FOR IMMEDIATE RELEASE
Les Levine
Diamond Mind
The House of Gloves
April 28 - May 26, 1979
This exhibition will be at the temporary Feldman Gallery at 420 West Broadway, New York City.
DIAMOND MIND is a media installation about the way images affect our lives: childhood images, media images that affect our biological functioning through our feelings of fear, anxiety, joy, and plesure. It is about the various connections and breaks everyone goes through in life. Its focus is the psychological affects created by the necessity to continually change one's own circumstances both in life and art, such as leaving home, getting married, taking another job, getting rid of an old lover, moving to a new location, leaving a creative context.

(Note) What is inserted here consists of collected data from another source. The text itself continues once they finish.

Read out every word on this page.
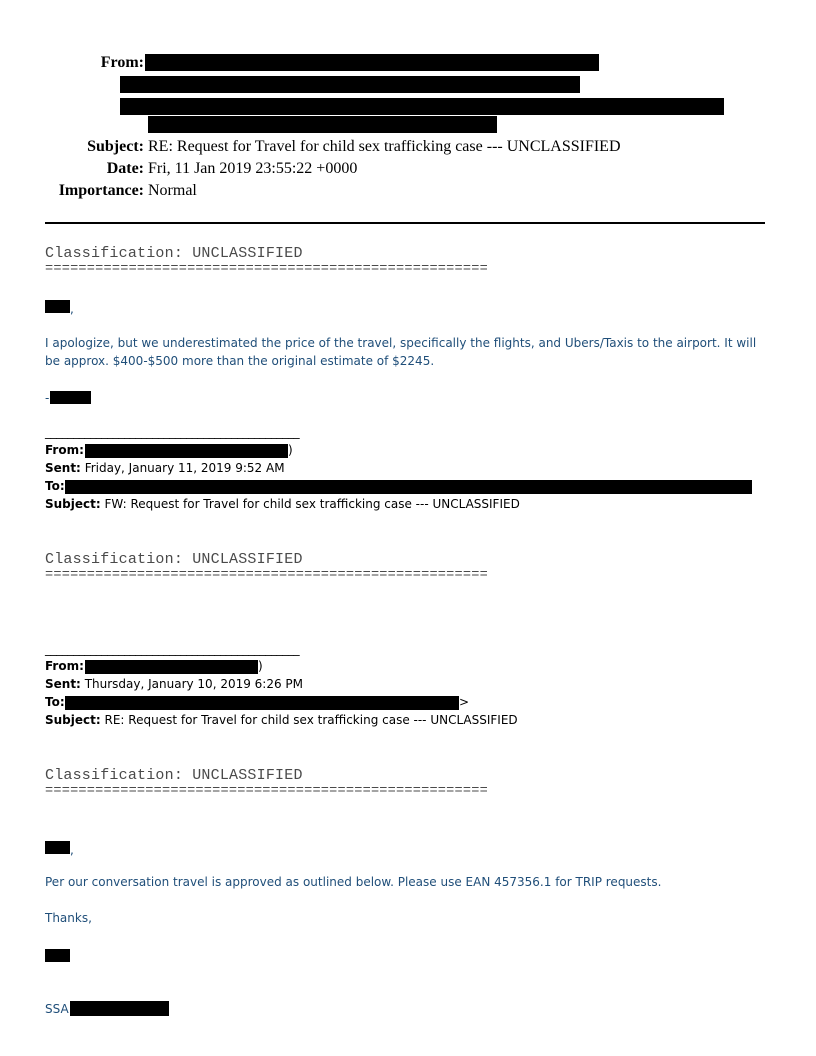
From:
Subject: RE: Request for Travel for child sex trafficking case --- UNCLASSIFIED
Date: Fri, 11 Jan 2019 23:55:22 +0000
Importance: Normal
Classification: UNCLASSIFIED
=====================================================
,
I apologize, but we underestimated the price of the travel, specifically the flights, and Ubers/Taxis to the airport. It will be approx. $400-$500 more than the original estimate of $2245.
-
_____________________________________________
From:	)
Sent: Friday, January 11, 2019 9:52 AM
To:
Subject: FW: Request for Travel for child sex trafficking case --- UNCLASSIFIED
Classification: UNCLASSIFIED
=====================================================
_____________________________________________
From:	)
Sent: Thursday, January 10, 2019 6:26 PM
To:	>
Subject: RE: Request for Travel for child sex trafficking case --- UNCLASSIFIED
Classification: UNCLASSIFIED
=====================================================
,
Per our conversation travel is approved as outlined below. Please use EAN 457356.1 for TRIP requests.
Thanks,
SSA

It consists of a series of original designs made by the artist at a young age, a videotape and thirteen message readers each of which repeats:
"And he asked me why I was leaving.
And I said, "I'm not leaving, I'm going on, continuing.
Because if I stay, I'll stop going on."
And he said, "I hope you know what you're doing."
And I said, "I don't have any choice in the matter."
And he said, "Well, I wish you the best of luck."
DIAMOND MIND was completed in 1977 and has been shown at the Internationaal Cultureel Centrum in Antwerp and at the Art Foundation in Rotterdam. The videotape from DIAMOND MIND was shown at the Museum of Modern Art Projects Show in May 1978. This is the first time the entire installation will be shown in America.
THE HOUSE OF GLOVES is an actual house covered both inside and out with 9,000 knitted gloves in 27 different colors. Living inside the house by means of a television monitor are a pig, a mouse, a frog, and a rooster, not real animals but TV characters, glove puppets, technological personae who perform on videotape. These four characters carry on a dialogue about competition and the strategy for success. THE HOUSE OF GLOVES is a three-dimensional structure; it is also a representation of a social structure and the mental attitudes and roles that are played by the principals in that structure.